In a new published Defense Base Act (“DBA”) claim, the Benefits Review Board further clarified the zone of special danger doctrine. A widow filed a claim for death benefits after her husband was killed in Tbilisi, Georgia, while working for the employer. The decedent’s job required that he work five days per week, and that he remain on-call for emergencies. In addition to wages, the decedent received a monthly allotment for housing and utilities, as well as vouchers for a taxi service. While riding in a taxi going to the grocery store, the decedent’s vehicle was struck head-on by another car, causing his death.
Death benefits are owed under the Longshore and Harbor Workers’ Compensation Act, as extended by the DBA, when the decedent died in the “course of employment.” For Defense Base Act claims, the Supreme Court has held the “an employee may be within the course of employment, even if the injury did not occur within the space and time boundaries of work, so long as the ‘obligations or conditions of employment’ create a ‘zone of special danger’ out of which the injury arises.” An injury is covered when the injury is “one of the risks of the employment, an incident of the service, foreseeable, if not foreseen.” But, the zone does have boundaries, and workers might stray outside of the zone when the worker becomes “so thoroughly disconnected from the service of his employer that it would be entirely unreasonable to say that injuries suffered by him arose out of and in the course of his employment.”

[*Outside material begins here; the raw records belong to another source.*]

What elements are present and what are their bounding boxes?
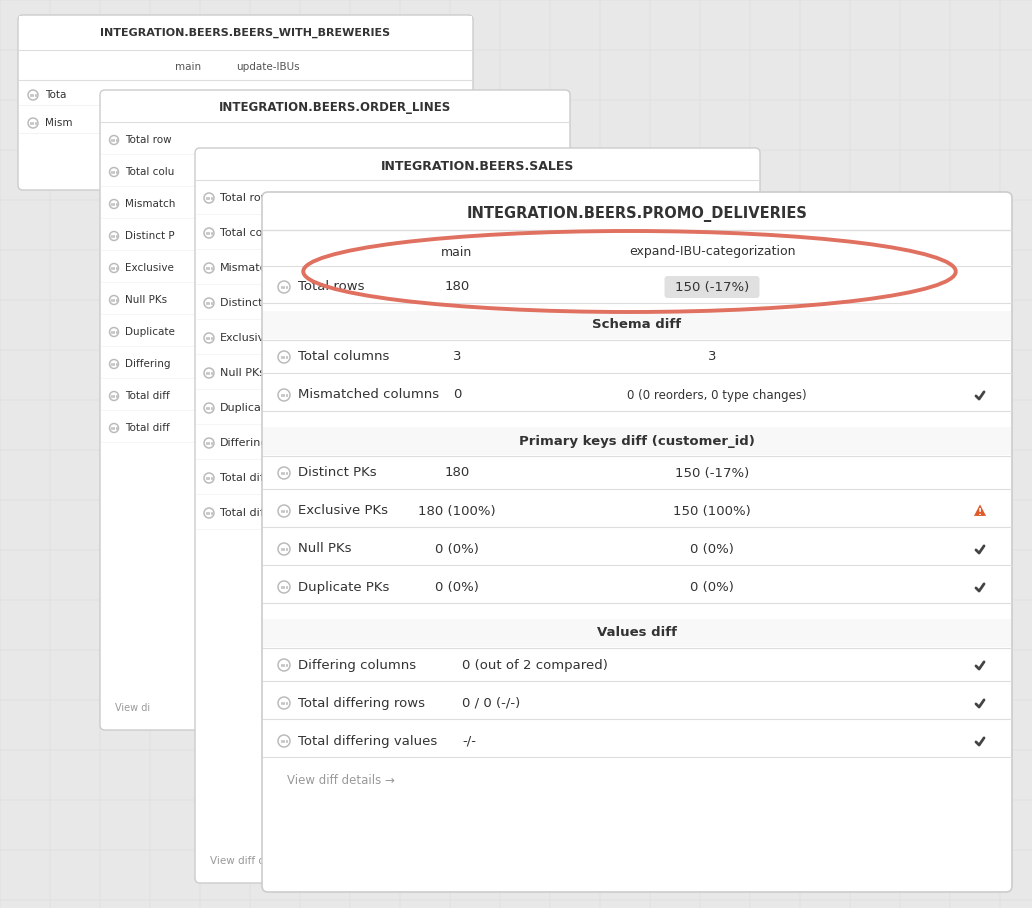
Text: Total differing values: Total differing values xyxy=(298,735,438,747)
Text: Null PKs: Null PKs xyxy=(298,542,352,556)
Text: D: D xyxy=(322,487,330,497)
Text: Exclusive: Exclusive xyxy=(220,333,272,343)
Bar xyxy=(263,427,1011,455)
Text: 180: 180 xyxy=(445,467,470,479)
Text: Differing: Differing xyxy=(125,359,170,369)
Text: INTEGRATION.BEERS.BEERS_WITH_BREWERIES: INTEGRATION.BEERS.BEERS_WITH_BREWERIES xyxy=(100,28,390,38)
Text: Duplicate PKs: Duplicate PKs xyxy=(298,580,389,594)
Text: D: D xyxy=(422,298,430,308)
Text: View diff det: View diff det xyxy=(209,856,276,866)
Text: To: To xyxy=(422,543,433,553)
Text: D: D xyxy=(422,403,430,413)
Text: Tota: Tota xyxy=(45,90,66,100)
Text: expand-IBU-categorization: expand-IBU-categorization xyxy=(628,245,796,259)
Text: Total diff: Total diff xyxy=(220,508,267,518)
FancyBboxPatch shape xyxy=(100,90,570,730)
Text: Total columns: Total columns xyxy=(298,350,389,363)
FancyBboxPatch shape xyxy=(665,276,760,298)
Text: 0 (0%): 0 (0%) xyxy=(436,542,479,556)
Text: 150 (-17%): 150 (-17%) xyxy=(675,467,749,479)
Text: 0: 0 xyxy=(453,389,461,401)
Text: Mism: Mism xyxy=(45,118,72,128)
Text: To: To xyxy=(422,508,433,518)
Text: To: To xyxy=(322,167,333,177)
Text: Differing columns: Differing columns xyxy=(298,658,416,672)
Text: Mismatch: Mismatch xyxy=(125,199,175,209)
Text: D: D xyxy=(322,295,330,305)
Text: INTEGRATION.BEERS.ORDER_LINES: INTEGRATION.BEERS.ORDER_LINES xyxy=(219,102,451,114)
Text: Values diff: Values diff xyxy=(596,627,677,639)
Text: N: N xyxy=(422,368,430,378)
Text: View diff details →: View diff details → xyxy=(287,775,395,787)
Text: 0 (0 reorders, 0 type changes): 0 (0 reorders, 0 type changes) xyxy=(627,389,807,401)
Text: Exclusive PKs: Exclusive PKs xyxy=(298,505,388,518)
Text: 3: 3 xyxy=(453,350,461,363)
Text: INTEGRATION.BEERS.SALES: INTEGRATION.BEERS.SALES xyxy=(381,160,574,173)
Text: Total differing rows: Total differing rows xyxy=(298,696,425,709)
Text: Differing: Differing xyxy=(220,438,268,448)
Text: main: main xyxy=(442,245,473,259)
Text: 180 (100%): 180 (100%) xyxy=(418,505,495,518)
Text: -/-: -/- xyxy=(462,735,476,747)
Text: View di: View di xyxy=(115,703,150,713)
Text: Duplicate: Duplicate xyxy=(220,403,273,413)
Text: !: ! xyxy=(978,508,982,518)
Text: Total diff: Total diff xyxy=(125,423,169,433)
Text: 0 / 0 (-/-): 0 / 0 (-/-) xyxy=(462,696,520,709)
FancyBboxPatch shape xyxy=(195,148,760,883)
Bar xyxy=(263,619,1011,647)
Text: Duplicate: Duplicate xyxy=(125,327,174,337)
Text: E: E xyxy=(322,359,328,369)
Text: Total row: Total row xyxy=(125,135,171,145)
Text: 0 (out of 2 compared): 0 (out of 2 compared) xyxy=(462,658,608,672)
Text: M: M xyxy=(422,228,431,238)
Text: main: main xyxy=(175,62,201,72)
Text: Total rows: Total rows xyxy=(298,281,364,293)
Text: M: M xyxy=(322,231,331,241)
Text: 150 (-17%): 150 (-17%) xyxy=(675,281,749,293)
Text: Primary keys diff (customer_id): Primary keys diff (customer_id) xyxy=(519,435,755,448)
Text: Distinct P: Distinct P xyxy=(125,231,174,241)
Text: N: N xyxy=(322,423,330,433)
Text: 180: 180 xyxy=(445,281,470,293)
Text: Total row: Total row xyxy=(220,193,269,203)
Text: 0 (0%): 0 (0%) xyxy=(690,580,734,594)
Text: D: D xyxy=(422,473,430,483)
Text: update-IBUs: update-IBUs xyxy=(236,62,300,72)
Text: Schema diff: Schema diff xyxy=(592,319,681,331)
Text: 0 (0%): 0 (0%) xyxy=(690,542,734,556)
Text: Mismatched columns: Mismatched columns xyxy=(298,389,440,401)
Text: Total diff: Total diff xyxy=(220,473,267,483)
Polygon shape xyxy=(974,505,986,516)
Text: Null PKs: Null PKs xyxy=(220,368,265,378)
Text: To: To xyxy=(422,193,433,203)
Text: 150 (100%): 150 (100%) xyxy=(673,505,751,518)
Bar xyxy=(19,16,472,51)
Text: Total colu: Total colu xyxy=(125,167,174,177)
Text: Total colu: Total colu xyxy=(220,228,272,238)
FancyBboxPatch shape xyxy=(262,192,1012,892)
Text: Exclusive: Exclusive xyxy=(125,263,173,273)
Text: Distinct PKs: Distinct PKs xyxy=(298,467,377,479)
Text: E: E xyxy=(422,333,429,343)
Bar xyxy=(263,311,1011,339)
FancyBboxPatch shape xyxy=(18,15,473,190)
Text: Distinct P: Distinct P xyxy=(220,298,272,308)
Text: Null PKs: Null PKs xyxy=(125,295,167,305)
Text: 3: 3 xyxy=(708,350,716,363)
Text: Total diff: Total diff xyxy=(125,391,169,401)
Text: Mismatch: Mismatch xyxy=(220,263,273,273)
Text: INTEGRATION.BEERS.PROMO_DELIVERIES: INTEGRATION.BEERS.PROMO_DELIVERIES xyxy=(466,206,807,222)
Text: 0 (0%): 0 (0%) xyxy=(436,580,479,594)
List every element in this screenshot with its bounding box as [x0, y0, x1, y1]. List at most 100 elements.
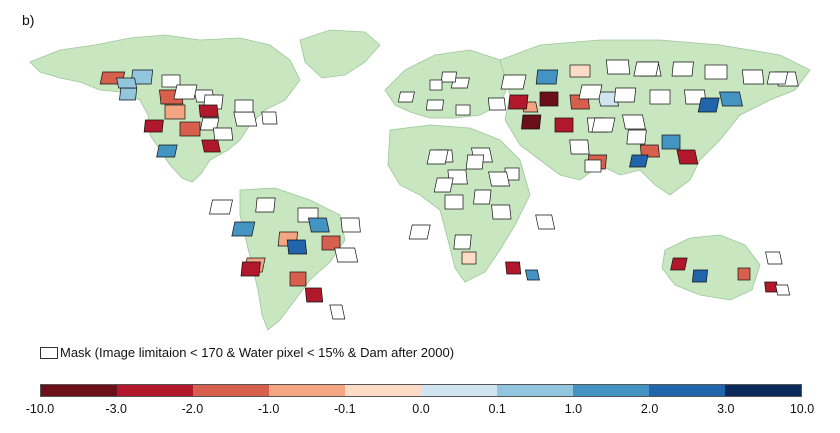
basin-polygon: [240, 261, 261, 277]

Some of the more familiar zone of special danger cases include recreational events like drowning while swimming in a lake, see O’Keefe v. Smith, Hinchman and Grylls Associates, Inc., 380 U.S. 359 (1965), but not the application of a cosmetic chemical peel, see R.F. [Fear] v. CSA, Ltd., 43 BRBS 139 (2009).
Grocery shopping, the Board determined, is a foreseeable risk that falls within the zone of special danger. The Board rejected employer’s argument that “only recreational/social activities or local risks can give rise to application of the ‘zone of special danger’ doctrine” because application of the doctrine is a question of foreseeability and reasonableness. As for grocery shopping, the Board stated:
Indeed, it is entirely foreseeable that an employee will need to purchase groceries, and, given the taxi vouchers provided by employer, also entirely foreseeable that decedent would take a taxi to the grocery store. The fact accident, thus, also was a foreseeable, “if not foreseen,” consequence of riding in a taxi in a place where the dangers of automobile travel were anticipated by employer. Although employer attempted to mitigate the danger, employer has not cited any circumstances that could warrant a legal conclusion that decedent’s activity was not rooted in the conditions of his employment or was “thoroughly disconnected” from the service of employer.
DiCecca v. Battelle Memorial Institute, — BRBS —-, BRB No. 13-0378 (2014).